The U.S. Securities and Exchange Commission repeatedly missed chances to catch Bernard Madoff’s $65 billion fraud over 16 years by assigning inexperienced investigators and accepting “implausible” explanations after catching him in lies, the agency’s internal watchdog said.

At least six warnings from sources including a money manager, a “respected hedge-fund manager” and a firm that studied Madoff’s business failed to spur a “thorough and competent” probe, Inspector General H. David Kotz wrote in a summary of a report released today. Madoff, in an interview with Kotz, said even he “was astonished” when investigators failed to check trading records that would have exposed his scam.

“Despite numerous credible and detailed complaints, the SEC never properly examined or investigated Madoff’s trading and never took the necessary, but basic, steps to determine if Madoff was operating a Ponzi scheme,” Kotz wrote.

This is not only an incredible report, it plays into a larger truth about the conservative conception of regulation as a needless bother rather than a diligent effort to protect the consumer. One incredible moment, referenced above but covered in detail by Zachary Roth, shows that Madoff basically thought he was caught and the scheme had been discovered by federal regulators, only to find himself safe once again.

The agency's biggest screw up, says the summary, was the fact that examiners never verified Madoff's trading through an independent third party.

The details of that failure are more astonishing still. Madoff at one point told examiners that all his trades were cleared through his account at the Depository Trust Company (DTC), a clearing agency -- and he gave the examiners his DTC account number. At that point, Madoff told Kotz in an interview, "I thought it was the end game, over. Monday morning they'll call DTC and this will be over." Amazingly, the SEC never followed up with DTC. Madoff said he was "astonished."

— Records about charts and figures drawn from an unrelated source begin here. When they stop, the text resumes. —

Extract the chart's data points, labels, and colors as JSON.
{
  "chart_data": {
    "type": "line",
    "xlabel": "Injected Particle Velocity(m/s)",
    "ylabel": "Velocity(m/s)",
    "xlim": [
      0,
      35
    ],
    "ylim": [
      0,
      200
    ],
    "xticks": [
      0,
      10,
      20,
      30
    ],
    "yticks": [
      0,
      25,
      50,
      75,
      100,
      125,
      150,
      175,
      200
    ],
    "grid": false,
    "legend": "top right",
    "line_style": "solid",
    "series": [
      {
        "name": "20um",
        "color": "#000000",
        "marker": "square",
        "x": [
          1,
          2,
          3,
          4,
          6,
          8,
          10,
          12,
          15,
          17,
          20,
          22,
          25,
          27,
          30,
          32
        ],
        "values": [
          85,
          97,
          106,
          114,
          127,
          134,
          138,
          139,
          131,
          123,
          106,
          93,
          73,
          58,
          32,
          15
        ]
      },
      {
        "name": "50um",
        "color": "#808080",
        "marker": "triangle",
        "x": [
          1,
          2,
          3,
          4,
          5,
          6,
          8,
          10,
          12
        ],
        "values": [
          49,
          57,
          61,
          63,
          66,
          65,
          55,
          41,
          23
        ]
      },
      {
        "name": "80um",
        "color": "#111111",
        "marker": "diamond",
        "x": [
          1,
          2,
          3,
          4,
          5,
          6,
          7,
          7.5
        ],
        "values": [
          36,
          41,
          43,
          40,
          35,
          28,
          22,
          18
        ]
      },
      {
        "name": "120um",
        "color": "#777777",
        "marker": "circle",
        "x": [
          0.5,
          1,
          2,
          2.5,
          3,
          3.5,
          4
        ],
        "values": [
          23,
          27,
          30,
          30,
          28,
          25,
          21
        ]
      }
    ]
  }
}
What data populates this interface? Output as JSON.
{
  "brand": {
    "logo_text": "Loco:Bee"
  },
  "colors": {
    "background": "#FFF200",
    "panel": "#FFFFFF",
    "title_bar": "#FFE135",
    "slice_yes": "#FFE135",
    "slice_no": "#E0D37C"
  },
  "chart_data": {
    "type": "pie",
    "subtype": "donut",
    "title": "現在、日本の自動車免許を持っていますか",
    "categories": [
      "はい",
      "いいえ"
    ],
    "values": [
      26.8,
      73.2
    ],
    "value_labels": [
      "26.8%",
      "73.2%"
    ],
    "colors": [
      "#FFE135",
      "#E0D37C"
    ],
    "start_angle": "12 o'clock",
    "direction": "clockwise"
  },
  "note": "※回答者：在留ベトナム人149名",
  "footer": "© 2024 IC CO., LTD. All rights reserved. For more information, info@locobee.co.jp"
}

The summary almost makes clear that the SEC's right hand didn't know what the left was doing. It notes with astonishment that at one point, two Madoff examinations were going on at the same time within the agency, without either being aware of the other. It was Madoff himself who informed one team of the other's existence [...]

The final, failed Madoff investigation of 2006 -- triggered by a detailed Markopolos complaint -- was perhaps the most egregious. According to the summary, most of the investigative work was done by a staff attorney "who recently graduated from law school and only joined the SEC nineteen months before she was given the Madoff investigation. She had never previously been the lead staff attorney on any investigation, and had been involved in very few investigations overall. The Madoff assignment was also her first real exposure to broker-dealer issues."

According to the summary, that inexperience helps explain why, when Madoff told the examiners that he got such unprecedentedly good return simply because he had a good "feel" for the market, they took that nonsensical explanation at face value.

Bush's SEC didn't bother to check up on Madoff's dealings, and they took his explanations as good enough for them, because their attitude toward regulation was "don't mess with a good thing." Indeed, the entire stock market during the Bush years was kind of operating under a false reality in its own right. Madoff was a crook, but at least an honest crook. And even he couldn't get caught.

This is not just the story of one agency's embarrassing failure. The failure lied in the theory of government, existing to make profits for cronies and lay off the connected and the powerful. The failure to catch Madoff and the failure of conservatism are essentially the same stories.